I have also been trying to figure out how to break up with my current girlfriend. She is very nice and we have a lot in common, but the reptillian part of my brain that decides whether or not I desire someone has been telling me that I don't for the last month. Tonight we had a date and I was glad that we spent most of it in the dark of my empty office playing with the cats, because I am having trouble even looking at her lately. I feel pretty bad because I am certain that she is thinking that it is going pretty well.

I know I'm going to wait until after next weekend because she is setting up a friend of mine with a friend of hers. My friend is someone who really really needs to find a nice girl and he is very shy. He also does not realize how much he has going for him compared to the people I deal with every day. I really would like him to find a nice girl and my current girlfriend's female friend sounds like she would be a good match. So I guess I'll string it along another week and then after my friend and her friend have the chance to meet, I'll try to develop some backbone and break it off.

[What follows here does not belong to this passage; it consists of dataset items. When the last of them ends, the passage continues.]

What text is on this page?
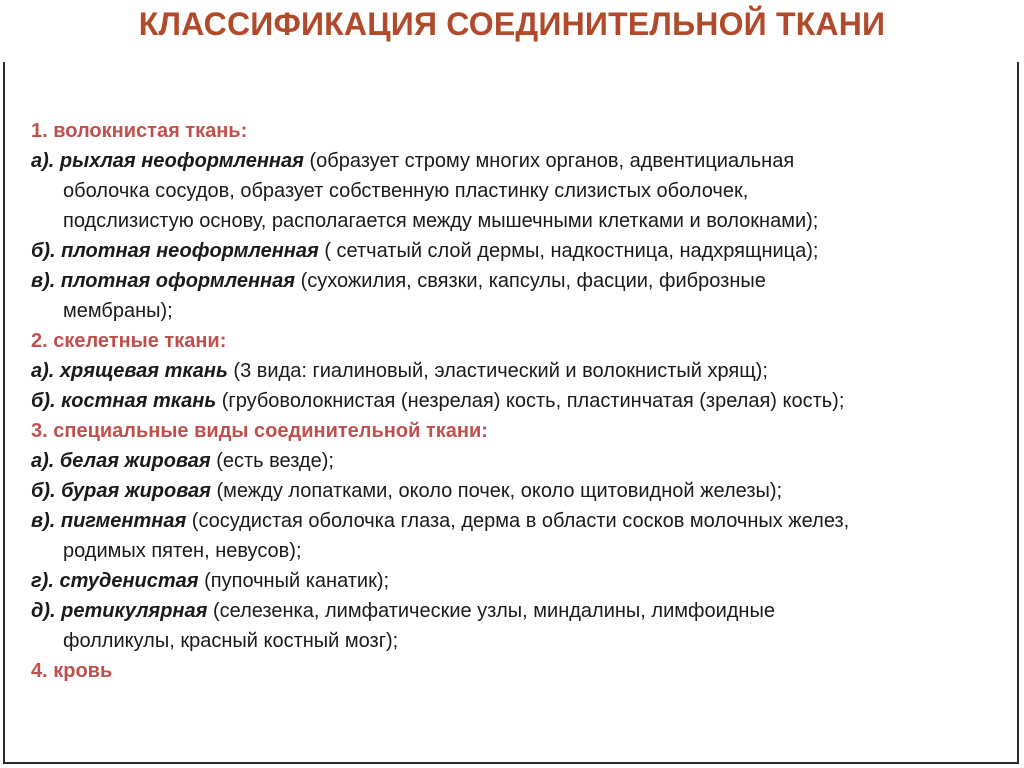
КЛАССИФИКАЦИЯ СОЕДИНИТЕЛЬНОЙ ТКАНИ

1. волокнистая ткань:

а). рыхлая неоформленная (образует строму многих органов, адвентициальная

оболочка сосудов, образует собственную пластинку слизистых оболочек,

подслизистую основу, располагается между мышечными клетками и волокнами);

б). плотная неоформленная ( сетчатый слой дермы, надкостница, надхрящница);

в). плотная оформленная (сухожилия, связки, капсулы, фасции, фиброзные

мембраны);

2. скелетные ткани:

а). хрящевая ткань (3 вида: гиалиновый, эластический и волокнистый хрящ);

б). костная ткань (грубоволокнистая (незрелая) кость, пластинчатая (зрелая) кость);

3. специальные виды соединительной ткани:

а). белая жировая (есть везде);

б). бурая жировая (между лопатками, около почек, около щитовидной железы);

в). пигментная (сосудистая оболочка глаза, дерма в области сосков молочных желез,

родимых пятен, невусов);

г). студенистая (пупочный канатик);

д). ретикулярная (селезенка, лимфатические узлы, миндалины, лимфоидные

фолликулы, красный костный мозг);

4. кровь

God I hate the reptillian part of my brain. I genuinely disliked my last girlfriend's personality but damn we had chemistry. This one I like as person a lot, but all these little things about her that shouldn't make one shit load of difference turn out to be the things that really matter. And it's not like I'm the most wonderful thing in the world either. But when it ain't happening, it ain't happening.

*Sigh*

Here are a couple of pictures from my sister's wedding:
My sister and her husband in their backyard.

and

A nice shot of my sister with a friend.

I don't look a thing like this sister.